The SouthOK system's average natural gas processed volume was 409.5 million ft3/d for Q3 2014, a 3% increase from Q3 2013. The increase in processed volumes is primarily due to the start-up of the previously announced Stonewall plant in Q2 2014, which increased processing capacity by 120 million ft3/d. Average NGL production was 28 298 bpd for Q3 2014, a decrease of approximately 14% compared to Q3 2013, as ethane rejection capabilities have been enhanced. The Partnership has made operational improvements in 2014 that have increased the overall margin received per thousand ft3 of rich gas that is gathered and processed on this system. These improvements result in additional ethane rejection, which reduces the NGLs produced, however enhancing profits.

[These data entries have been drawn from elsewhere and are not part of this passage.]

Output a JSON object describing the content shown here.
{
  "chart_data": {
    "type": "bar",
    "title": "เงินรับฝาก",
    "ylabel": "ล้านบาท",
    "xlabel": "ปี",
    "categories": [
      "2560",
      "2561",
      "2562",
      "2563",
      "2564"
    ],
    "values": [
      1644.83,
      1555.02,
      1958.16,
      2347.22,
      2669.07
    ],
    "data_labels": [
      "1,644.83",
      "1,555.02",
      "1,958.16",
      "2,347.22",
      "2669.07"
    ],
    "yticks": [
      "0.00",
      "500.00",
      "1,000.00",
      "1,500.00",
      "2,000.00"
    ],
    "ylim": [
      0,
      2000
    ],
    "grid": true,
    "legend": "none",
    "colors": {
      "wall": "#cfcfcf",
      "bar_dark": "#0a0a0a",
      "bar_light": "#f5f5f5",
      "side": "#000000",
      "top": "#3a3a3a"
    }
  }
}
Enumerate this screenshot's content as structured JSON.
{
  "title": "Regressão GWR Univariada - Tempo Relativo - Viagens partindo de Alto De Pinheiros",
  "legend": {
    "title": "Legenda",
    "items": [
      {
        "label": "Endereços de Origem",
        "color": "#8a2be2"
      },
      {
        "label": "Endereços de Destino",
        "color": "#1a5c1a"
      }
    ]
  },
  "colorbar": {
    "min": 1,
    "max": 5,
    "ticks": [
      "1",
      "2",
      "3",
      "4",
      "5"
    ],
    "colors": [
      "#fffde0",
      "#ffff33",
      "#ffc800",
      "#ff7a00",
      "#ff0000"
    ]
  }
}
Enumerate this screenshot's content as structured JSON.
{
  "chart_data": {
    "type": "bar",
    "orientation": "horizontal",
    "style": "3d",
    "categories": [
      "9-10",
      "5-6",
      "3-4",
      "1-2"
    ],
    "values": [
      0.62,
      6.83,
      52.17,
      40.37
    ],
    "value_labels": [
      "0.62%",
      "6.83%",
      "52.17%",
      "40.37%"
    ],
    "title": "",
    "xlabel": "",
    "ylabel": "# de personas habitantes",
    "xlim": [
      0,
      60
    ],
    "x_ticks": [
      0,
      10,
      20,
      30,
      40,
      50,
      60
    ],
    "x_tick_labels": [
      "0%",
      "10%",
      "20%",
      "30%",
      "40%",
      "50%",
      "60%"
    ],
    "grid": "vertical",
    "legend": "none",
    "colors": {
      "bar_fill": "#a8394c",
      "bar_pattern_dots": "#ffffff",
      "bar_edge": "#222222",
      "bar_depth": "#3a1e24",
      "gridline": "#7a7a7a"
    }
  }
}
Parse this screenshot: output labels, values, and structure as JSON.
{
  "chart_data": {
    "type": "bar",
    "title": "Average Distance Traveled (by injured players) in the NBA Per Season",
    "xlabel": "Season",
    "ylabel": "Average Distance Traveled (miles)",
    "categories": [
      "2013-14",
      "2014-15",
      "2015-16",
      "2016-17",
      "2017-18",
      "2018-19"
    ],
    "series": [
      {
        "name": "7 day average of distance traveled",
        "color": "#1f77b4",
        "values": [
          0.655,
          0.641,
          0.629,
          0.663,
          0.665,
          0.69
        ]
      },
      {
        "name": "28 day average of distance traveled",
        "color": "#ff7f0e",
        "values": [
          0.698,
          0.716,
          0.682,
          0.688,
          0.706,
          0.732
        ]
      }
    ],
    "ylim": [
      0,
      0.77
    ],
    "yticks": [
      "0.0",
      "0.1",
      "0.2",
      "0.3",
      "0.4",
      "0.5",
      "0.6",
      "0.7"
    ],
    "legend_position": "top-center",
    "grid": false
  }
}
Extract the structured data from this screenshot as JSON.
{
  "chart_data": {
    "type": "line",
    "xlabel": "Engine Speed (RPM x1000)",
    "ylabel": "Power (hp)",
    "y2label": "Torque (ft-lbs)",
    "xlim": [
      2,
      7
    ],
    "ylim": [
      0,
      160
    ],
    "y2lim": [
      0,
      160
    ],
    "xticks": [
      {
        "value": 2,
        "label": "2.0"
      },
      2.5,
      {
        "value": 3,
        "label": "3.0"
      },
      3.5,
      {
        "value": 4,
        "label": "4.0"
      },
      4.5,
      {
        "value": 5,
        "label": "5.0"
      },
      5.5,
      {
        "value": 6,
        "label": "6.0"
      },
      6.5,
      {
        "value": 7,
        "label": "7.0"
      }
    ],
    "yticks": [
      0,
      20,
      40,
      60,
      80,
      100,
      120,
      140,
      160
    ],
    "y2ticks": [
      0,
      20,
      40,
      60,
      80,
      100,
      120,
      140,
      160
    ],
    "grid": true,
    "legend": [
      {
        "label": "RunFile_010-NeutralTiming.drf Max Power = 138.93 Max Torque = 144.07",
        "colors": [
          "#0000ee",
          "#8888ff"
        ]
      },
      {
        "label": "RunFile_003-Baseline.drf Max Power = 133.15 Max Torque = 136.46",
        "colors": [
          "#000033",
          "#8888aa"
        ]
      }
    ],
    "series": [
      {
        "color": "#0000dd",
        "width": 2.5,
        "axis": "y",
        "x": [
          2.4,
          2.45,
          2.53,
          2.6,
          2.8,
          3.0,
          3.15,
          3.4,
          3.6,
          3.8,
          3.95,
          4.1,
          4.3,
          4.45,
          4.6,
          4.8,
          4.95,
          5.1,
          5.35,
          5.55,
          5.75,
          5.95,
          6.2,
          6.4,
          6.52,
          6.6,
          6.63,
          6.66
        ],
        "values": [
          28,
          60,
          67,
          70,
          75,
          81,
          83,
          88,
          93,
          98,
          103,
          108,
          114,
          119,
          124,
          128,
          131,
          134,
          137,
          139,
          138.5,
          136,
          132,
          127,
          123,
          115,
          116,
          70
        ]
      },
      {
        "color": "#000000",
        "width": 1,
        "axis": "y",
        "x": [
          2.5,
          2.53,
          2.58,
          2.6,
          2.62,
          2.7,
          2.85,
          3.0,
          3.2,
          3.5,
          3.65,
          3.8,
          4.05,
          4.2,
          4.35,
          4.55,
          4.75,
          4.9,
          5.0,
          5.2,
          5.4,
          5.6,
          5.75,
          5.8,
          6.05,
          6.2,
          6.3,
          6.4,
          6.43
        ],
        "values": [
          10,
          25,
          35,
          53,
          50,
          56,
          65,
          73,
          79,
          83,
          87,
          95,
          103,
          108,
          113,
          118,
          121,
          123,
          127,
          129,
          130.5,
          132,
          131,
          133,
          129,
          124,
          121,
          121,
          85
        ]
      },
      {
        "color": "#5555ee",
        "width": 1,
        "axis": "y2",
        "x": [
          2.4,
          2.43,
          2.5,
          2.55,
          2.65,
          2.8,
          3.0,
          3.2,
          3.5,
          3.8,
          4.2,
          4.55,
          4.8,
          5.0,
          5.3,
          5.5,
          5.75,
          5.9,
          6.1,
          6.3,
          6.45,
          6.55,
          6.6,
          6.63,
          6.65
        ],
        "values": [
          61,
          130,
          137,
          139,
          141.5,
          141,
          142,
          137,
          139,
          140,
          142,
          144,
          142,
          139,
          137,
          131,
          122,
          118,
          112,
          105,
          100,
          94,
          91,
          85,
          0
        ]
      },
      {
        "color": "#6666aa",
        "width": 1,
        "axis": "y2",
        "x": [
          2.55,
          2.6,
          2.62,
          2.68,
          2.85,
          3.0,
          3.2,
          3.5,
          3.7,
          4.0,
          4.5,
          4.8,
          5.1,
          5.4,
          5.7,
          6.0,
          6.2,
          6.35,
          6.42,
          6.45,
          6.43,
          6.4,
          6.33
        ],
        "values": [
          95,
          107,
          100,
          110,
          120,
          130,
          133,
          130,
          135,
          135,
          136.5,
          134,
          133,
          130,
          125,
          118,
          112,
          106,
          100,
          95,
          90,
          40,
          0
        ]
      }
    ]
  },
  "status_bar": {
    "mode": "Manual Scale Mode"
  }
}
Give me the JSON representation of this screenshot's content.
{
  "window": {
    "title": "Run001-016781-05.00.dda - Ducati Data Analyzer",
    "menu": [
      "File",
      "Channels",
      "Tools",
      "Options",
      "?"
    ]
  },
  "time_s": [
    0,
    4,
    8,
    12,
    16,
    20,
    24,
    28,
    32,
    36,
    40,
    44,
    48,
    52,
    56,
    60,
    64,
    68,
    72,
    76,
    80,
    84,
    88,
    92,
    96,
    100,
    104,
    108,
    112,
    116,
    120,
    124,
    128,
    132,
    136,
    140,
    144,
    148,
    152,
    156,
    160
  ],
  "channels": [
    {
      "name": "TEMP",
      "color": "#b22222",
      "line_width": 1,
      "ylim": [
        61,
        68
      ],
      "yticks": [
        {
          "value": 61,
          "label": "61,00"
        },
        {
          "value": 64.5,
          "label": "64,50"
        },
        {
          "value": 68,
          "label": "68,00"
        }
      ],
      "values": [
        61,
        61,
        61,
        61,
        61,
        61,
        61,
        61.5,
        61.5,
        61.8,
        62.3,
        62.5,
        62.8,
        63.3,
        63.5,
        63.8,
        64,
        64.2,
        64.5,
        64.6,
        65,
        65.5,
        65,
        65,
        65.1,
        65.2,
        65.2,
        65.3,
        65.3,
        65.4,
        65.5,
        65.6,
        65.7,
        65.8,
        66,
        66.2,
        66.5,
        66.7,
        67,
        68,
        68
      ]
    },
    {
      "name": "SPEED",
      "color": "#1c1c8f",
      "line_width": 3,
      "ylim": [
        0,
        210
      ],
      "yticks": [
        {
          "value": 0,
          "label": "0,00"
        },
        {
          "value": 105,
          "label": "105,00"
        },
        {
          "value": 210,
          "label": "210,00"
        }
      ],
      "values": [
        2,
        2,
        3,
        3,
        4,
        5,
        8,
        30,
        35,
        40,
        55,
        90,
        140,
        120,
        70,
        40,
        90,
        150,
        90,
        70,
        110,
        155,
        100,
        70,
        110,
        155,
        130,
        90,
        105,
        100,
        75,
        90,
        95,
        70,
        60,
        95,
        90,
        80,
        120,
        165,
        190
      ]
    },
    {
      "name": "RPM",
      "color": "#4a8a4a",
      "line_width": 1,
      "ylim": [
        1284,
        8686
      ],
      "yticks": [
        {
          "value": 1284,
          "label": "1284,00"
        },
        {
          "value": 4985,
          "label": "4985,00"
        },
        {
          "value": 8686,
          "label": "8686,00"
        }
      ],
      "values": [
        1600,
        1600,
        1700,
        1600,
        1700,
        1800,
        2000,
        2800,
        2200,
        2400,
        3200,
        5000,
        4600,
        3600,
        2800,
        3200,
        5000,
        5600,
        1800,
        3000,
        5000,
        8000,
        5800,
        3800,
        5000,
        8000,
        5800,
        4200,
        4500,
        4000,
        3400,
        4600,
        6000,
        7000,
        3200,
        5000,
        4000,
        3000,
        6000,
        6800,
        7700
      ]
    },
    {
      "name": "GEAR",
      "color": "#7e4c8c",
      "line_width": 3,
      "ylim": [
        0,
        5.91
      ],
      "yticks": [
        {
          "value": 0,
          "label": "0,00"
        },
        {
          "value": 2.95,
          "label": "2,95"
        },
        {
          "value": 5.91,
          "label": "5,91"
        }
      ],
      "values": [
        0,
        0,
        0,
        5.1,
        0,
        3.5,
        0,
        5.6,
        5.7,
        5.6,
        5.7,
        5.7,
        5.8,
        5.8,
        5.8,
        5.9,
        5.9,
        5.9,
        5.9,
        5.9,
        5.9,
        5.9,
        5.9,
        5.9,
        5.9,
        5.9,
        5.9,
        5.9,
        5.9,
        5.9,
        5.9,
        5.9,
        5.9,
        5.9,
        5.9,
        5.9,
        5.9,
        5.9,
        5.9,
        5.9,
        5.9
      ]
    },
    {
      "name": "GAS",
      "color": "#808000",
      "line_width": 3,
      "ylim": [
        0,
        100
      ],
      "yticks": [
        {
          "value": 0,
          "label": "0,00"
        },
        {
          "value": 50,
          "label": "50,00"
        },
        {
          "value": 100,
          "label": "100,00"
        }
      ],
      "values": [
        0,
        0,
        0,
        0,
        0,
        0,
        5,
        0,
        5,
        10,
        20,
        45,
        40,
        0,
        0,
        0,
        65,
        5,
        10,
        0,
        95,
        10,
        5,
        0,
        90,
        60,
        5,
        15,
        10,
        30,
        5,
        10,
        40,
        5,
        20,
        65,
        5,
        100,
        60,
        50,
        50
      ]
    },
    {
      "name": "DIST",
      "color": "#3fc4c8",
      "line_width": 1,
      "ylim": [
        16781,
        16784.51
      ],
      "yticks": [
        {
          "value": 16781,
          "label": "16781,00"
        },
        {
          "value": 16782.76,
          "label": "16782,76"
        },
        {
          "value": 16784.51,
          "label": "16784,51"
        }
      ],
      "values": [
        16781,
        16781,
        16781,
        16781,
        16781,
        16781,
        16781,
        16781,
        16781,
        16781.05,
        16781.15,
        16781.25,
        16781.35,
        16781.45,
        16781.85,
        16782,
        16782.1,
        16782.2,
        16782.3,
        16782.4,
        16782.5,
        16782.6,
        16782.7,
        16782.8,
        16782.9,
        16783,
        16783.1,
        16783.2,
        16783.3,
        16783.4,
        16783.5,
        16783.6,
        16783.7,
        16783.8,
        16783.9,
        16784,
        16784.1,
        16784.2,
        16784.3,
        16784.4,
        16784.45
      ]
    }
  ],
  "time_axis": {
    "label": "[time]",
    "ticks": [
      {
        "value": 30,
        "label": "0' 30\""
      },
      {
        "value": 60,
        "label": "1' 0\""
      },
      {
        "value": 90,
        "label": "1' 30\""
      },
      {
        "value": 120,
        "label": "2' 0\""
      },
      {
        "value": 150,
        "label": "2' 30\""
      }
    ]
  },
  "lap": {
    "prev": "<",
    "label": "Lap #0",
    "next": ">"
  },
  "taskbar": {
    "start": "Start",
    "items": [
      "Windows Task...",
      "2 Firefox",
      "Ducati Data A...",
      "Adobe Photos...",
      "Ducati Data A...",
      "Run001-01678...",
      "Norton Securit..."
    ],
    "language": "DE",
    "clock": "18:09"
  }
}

The Stonewall plant, a new cryogenic processing facility, was brought into operation on 1 May 2014 and was constructed under the Centrahoma joint venture, which is a joint venture with MarkWest Energy Partners, of which APL owns a 60% interest. The Partnership plans to accelerate the timeframe of the scheduled 80 million ft3/d expansion at this plant, due to the increased activity in Southern Oklahoma, including production from the Woodford Shale, SCOOP, Arkoma and Ardmore Basins. This expansion will allow the facility to operate at its name-plate 200 million ft3/d capacity and bring total gross processing capacity on the SouthOK system to 580 million ft3/d in early 2015. Additionally, construction is continuing on the project to connect the Velma and Arkoma portions of the SouthOK system, which is expected be complete in November 2014.

SouthTX system

The SouthTX system recognised revenues on average natural gas processed volumes of 137.6 million ft3/d for Q3 2014 an 11% increase over Q2 2014, including volumes processed under midstream sharing agreements. Under certain existing contractual agreements, APL receives a share of the economic interest from certain volumes currently processed by a third party midstream provider, and APL shares certain economic interests on volumes processed internally with a third party midstream provider. The volumes reported do not include any deficiencies under minimum volume commitments with producers during the period.